Optional. The TWFE coefficient is a linear combination of the observed values of the outcome variable, with each value of Y weighted by the associated residualized value of treatment (tresid) divided by the sum of all the squared values of tresid. Confirm that this is correct by:

Calculating a variable tr2 equal to the square of tresid,
Calculating a variable denom equal to the sum of tr2 across all observations,
Generating a weight variable equal to tresid divided by denom,
Generating a variable yxweight that is equal to the observed value of enroll (the outcome variable) times the regression weight, and
Calculating the TWFE coefficient as the sum of yxweight across all observations.
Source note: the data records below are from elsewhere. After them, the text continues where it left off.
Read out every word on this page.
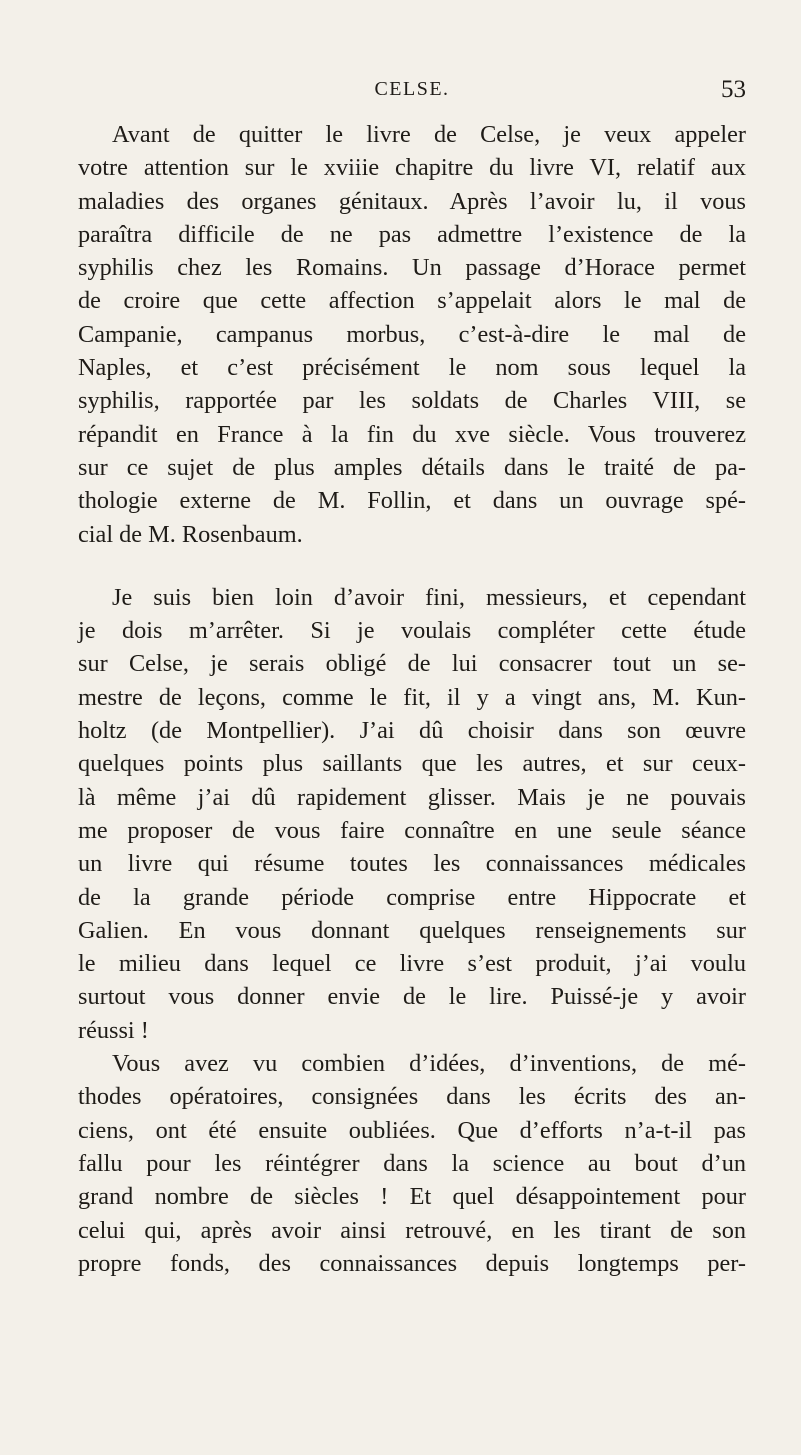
CELSE.	53
Avant de quitter le livre de Celse, je veux appeler
votre attention sur le xviiie chapitre du livre VI, relatif aux
maladies des organes génitaux. Après l’avoir lu, il vous
paraîtra difficile de ne pas admettre l’existence de la
syphilis chez les Romains. Un passage d’Horace permet
de croire que cette affection s’appelait alors le mal de
Campanie, campanus morbus, c’est-à-dire le mal de
Naples, et c’est précisément le nom sous lequel la
syphilis, rapportée par les soldats de Charles VIII, se
répandit en France à la fin du xve siècle. Vous trouverez
sur ce sujet de plus amples détails dans le traité de pa-
thologie externe de M. Follin, et dans un ouvrage spé-
cial de M. Rosenbaum.
Je suis bien loin d’avoir fini, messieurs, et cependant
je dois m’arrêter. Si je voulais compléter cette étude
sur Celse, je serais obligé de lui consacrer tout un se-
mestre de leçons, comme le fit, il y a vingt ans, M. Kun-
holtz (de Montpellier). J’ai dû choisir dans son œuvre
quelques points plus saillants que les autres, et sur ceux-
là même j’ai dû rapidement glisser. Mais je ne pouvais
me proposer de vous faire connaître en une seule séance
un livre qui résume toutes les connaissances médicales
de la grande période comprise entre Hippocrate et
Galien. En vous donnant quelques renseignements sur
le milieu dans lequel ce livre s’est produit, j’ai voulu
surtout vous donner envie de le lire. Puissé-je y avoir
réussi !
Vous avez vu combien d’idées, d’inventions, de mé-
thodes opératoires, consignées dans les écrits des an-
ciens, ont été ensuite oubliées. Que d’efforts n’a-t-il pas
fallu pour les réintégrer dans la science au bout d’un
grand nombre de siècles ! Et quel désappointement pour
celui qui, après avoir ainsi retrouvé, en les tirant de son
propre fonds, des connaissances depuis longtemps per-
Now that you know you can do this by hand, we will never do it again. Drop yresid, tresid, tr2, weight, yxweight, and betahat from the data frame.

Empirical Exercise

Next, we’re going to estimate the impact of eliminating primary school fees on primary school completion. Create a new Python script (with all the standard stuff at the top) that downloads the data set. The variable complete indicates the primary school completion rate. What was the mean level of primary school completion (across countries in the sample) in 1981? What was the level of primary school completion in 2019? Drop any country-years that are missing data on the primary school completion rate. Extend your script as you answer the questions below.

Question 1

Estimate a TWFE regression of primary school completion on fpe controlling for country and year fixed effects. Cluster your standard errors at the country level. Store your results (for example, in a results data frame) so that you can export them to Excel later.

Question 2

Given what you know about TWFE, and given the nature of the policy and outcome under consideration, why might you have expected the coefficient (on fpe) in in the regression above to be biased down?

Question 3

At present, there is no did2s package for Python. So, you can stop here if you want. Alternatively, you can estimate an OLS regression of primary school completion on the country and year fixed effects, using only the years prior to the adoption of free primary. Then, use the coefficients from this regression to predict primary school completion in all the observations. Generate a new variable equal to primary school completion minus predicte primary school completion, and regress that variable on fpe. How do your results compare to the did2s estimate produced in Stata or R?

This exercise is part of the module Two-Way Fixed Effects.